Edmund Beaufort ordered the whole panorama of my solitary existence, and I willingly invited him in, keeping step with him as he made my lonely world a thing of beauty and desire. He had spun a silver web around me, but I was never seduced against my will. I was a joyful participant as he made himself lord of all my senses.
How bold we were. How shockingly daring in our pursuit of passion as the New Year bloomed. When his breath stirred my hair and his lips brushed against my nape, I cast aside my much-vaunted reputation. I was as wanton in my desire as any court whore, for his kisses were as intoxicating as fine wine, as heady as Young Henry’s favourite marchpane. The slide of his fingertips along my jaw to the sensitive hollow beneath my ear awoke desire in my belly.
How was it possible to conduct an affair of the heart under the eyes of the whole Court, in the midst of a royal palace where courtiers and servants, pages and bodyguards, scullions and royal nurses abounded?
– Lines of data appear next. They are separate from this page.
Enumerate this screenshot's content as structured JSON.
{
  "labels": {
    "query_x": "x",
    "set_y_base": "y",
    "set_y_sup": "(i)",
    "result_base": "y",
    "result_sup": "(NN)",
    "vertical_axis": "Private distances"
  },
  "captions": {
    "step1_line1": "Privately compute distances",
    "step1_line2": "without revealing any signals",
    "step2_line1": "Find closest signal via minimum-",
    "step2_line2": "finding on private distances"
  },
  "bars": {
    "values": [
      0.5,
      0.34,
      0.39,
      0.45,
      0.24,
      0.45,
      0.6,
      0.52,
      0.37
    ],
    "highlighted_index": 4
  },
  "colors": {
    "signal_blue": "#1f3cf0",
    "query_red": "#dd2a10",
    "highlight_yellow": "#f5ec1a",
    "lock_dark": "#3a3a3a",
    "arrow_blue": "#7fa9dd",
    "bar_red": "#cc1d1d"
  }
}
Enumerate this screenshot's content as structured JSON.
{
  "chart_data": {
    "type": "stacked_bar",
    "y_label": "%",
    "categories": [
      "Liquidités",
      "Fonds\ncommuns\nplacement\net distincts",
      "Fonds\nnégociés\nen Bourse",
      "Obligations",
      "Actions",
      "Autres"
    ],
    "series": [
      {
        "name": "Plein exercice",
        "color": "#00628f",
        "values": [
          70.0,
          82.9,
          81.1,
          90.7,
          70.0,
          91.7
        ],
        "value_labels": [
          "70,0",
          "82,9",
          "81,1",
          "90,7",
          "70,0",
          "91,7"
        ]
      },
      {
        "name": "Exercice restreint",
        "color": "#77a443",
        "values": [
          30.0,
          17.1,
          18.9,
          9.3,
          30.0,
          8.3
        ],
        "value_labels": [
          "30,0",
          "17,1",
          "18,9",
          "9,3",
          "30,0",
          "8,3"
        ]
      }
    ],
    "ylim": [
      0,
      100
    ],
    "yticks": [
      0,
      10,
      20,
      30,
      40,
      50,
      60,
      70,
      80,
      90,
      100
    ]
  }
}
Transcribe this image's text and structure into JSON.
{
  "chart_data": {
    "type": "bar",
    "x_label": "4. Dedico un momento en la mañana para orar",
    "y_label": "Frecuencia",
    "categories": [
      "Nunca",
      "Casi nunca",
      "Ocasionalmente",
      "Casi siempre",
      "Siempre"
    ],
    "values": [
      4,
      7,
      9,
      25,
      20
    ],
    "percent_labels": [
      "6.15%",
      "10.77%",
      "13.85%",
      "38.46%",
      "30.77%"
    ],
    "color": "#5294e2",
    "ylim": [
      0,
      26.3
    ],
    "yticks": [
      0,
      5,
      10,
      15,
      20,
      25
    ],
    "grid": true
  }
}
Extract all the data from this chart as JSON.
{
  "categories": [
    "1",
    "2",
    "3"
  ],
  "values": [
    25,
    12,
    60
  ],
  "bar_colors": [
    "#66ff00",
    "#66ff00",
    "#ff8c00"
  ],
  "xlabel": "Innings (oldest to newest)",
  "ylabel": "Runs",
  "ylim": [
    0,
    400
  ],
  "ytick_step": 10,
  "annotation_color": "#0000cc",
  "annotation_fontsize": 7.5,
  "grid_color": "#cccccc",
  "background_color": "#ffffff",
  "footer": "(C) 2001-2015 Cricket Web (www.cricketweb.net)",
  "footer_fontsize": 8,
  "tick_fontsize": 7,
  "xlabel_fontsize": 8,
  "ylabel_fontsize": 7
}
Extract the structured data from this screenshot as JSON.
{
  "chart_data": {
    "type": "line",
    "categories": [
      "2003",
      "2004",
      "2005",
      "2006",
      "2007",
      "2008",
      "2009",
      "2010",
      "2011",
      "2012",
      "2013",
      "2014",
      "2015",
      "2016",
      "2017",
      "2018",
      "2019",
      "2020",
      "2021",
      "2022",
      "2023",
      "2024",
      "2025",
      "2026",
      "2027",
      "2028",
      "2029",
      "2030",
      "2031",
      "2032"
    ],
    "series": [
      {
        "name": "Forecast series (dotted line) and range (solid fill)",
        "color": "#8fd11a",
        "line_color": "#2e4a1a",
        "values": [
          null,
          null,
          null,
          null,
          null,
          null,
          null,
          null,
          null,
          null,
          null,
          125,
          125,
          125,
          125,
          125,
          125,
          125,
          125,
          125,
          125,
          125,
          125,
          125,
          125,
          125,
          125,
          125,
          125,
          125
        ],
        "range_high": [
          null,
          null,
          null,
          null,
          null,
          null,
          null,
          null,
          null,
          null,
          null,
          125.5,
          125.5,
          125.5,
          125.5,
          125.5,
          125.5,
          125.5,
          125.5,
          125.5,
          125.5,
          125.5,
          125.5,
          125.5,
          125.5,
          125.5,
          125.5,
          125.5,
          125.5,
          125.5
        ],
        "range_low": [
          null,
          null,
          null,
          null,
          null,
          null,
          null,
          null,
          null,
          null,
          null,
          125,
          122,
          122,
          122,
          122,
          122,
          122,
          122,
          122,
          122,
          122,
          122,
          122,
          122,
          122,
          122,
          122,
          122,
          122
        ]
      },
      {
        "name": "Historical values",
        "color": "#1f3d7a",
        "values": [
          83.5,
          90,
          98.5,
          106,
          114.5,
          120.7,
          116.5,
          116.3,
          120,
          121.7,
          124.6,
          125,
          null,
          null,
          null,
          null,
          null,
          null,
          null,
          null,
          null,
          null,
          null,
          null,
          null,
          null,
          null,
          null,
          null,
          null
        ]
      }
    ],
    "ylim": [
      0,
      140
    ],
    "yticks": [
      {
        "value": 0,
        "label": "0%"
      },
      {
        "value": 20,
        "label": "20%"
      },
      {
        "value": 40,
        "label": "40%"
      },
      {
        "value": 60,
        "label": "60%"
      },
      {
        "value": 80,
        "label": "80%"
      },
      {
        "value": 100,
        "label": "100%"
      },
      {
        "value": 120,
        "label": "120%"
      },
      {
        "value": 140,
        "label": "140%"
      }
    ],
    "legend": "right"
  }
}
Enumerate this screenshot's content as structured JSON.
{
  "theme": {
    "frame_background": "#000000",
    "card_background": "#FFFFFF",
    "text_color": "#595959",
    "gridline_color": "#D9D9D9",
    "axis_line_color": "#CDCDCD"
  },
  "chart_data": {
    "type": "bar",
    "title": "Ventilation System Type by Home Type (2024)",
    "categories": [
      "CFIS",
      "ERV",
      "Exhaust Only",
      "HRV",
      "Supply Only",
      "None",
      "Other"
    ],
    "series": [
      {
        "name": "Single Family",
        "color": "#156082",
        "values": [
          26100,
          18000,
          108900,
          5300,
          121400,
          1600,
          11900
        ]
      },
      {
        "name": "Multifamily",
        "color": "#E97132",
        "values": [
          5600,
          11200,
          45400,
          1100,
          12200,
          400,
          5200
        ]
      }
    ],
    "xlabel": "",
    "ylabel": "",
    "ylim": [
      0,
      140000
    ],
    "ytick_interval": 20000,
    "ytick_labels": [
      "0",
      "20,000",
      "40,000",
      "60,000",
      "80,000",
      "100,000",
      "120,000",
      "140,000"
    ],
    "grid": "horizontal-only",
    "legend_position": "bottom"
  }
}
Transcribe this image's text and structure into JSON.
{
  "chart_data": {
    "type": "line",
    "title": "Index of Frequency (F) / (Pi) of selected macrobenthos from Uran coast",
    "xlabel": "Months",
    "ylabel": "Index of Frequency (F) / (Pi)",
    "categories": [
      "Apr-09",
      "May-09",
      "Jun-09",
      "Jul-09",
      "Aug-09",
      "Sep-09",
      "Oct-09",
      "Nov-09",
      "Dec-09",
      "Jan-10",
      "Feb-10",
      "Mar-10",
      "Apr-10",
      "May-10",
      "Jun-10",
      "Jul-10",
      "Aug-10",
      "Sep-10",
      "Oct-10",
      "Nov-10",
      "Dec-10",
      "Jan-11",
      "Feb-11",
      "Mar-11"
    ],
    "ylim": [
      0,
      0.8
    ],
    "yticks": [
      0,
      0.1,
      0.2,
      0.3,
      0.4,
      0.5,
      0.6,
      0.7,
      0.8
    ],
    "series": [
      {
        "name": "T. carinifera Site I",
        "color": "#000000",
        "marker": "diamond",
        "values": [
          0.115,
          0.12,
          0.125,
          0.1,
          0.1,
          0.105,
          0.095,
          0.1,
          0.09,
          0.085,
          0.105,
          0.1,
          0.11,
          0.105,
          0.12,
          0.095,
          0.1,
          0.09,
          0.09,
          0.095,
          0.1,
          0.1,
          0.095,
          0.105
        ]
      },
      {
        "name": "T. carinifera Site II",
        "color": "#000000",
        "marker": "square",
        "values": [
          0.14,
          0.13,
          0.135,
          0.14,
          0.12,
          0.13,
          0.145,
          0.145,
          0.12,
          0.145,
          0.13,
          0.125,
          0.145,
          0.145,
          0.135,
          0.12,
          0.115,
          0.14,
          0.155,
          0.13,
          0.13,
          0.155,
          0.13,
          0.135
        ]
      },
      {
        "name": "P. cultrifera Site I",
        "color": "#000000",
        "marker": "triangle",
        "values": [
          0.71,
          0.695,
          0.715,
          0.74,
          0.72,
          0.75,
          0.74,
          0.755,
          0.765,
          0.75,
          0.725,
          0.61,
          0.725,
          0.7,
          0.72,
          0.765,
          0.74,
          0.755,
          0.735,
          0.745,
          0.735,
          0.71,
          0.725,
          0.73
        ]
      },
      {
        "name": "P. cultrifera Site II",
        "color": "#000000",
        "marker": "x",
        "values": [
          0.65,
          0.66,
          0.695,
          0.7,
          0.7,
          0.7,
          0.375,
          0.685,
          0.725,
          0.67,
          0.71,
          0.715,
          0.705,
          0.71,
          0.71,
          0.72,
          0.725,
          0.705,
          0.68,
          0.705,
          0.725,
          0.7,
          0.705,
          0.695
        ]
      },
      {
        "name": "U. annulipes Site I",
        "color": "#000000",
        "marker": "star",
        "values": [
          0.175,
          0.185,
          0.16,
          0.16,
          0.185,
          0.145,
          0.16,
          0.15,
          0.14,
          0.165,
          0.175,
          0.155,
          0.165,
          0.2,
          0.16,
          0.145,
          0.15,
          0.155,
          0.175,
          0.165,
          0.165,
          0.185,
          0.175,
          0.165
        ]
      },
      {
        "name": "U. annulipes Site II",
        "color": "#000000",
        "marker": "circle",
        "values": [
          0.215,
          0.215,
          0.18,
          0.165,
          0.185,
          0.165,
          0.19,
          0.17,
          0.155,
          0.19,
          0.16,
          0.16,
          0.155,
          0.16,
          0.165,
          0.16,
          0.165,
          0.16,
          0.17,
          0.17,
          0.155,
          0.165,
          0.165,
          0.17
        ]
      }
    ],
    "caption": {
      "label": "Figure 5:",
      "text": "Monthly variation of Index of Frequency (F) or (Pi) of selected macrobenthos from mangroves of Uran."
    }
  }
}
How was it possible for a sequestered woman, ordered to live out a life of nun-like chastity and respectability, to meet in secret a vital, dynamic man who stirred her cold heart to flame?
How was it possible to keep vulgar tongues from wagging, or for a determined man to seek out the company of the woman he desired when she was hedged about by the role she was forced to play? For Edmund Beaufort desired me. He left me in no doubt when his eyes smiled down into mine and our fingers dovetailed together.
How was it possible? It was not very difficult at all when James and his friends left us in the New Year. Did we not prove its simplicity? When a King’s household was no royal court at all but a close, muffled establishment tuned to the necessities of a young child, where there was no ceremony, no public appearance, no visits from foreign ambassadors, but rather a quiet nurturing atmosphere, it was so very easy.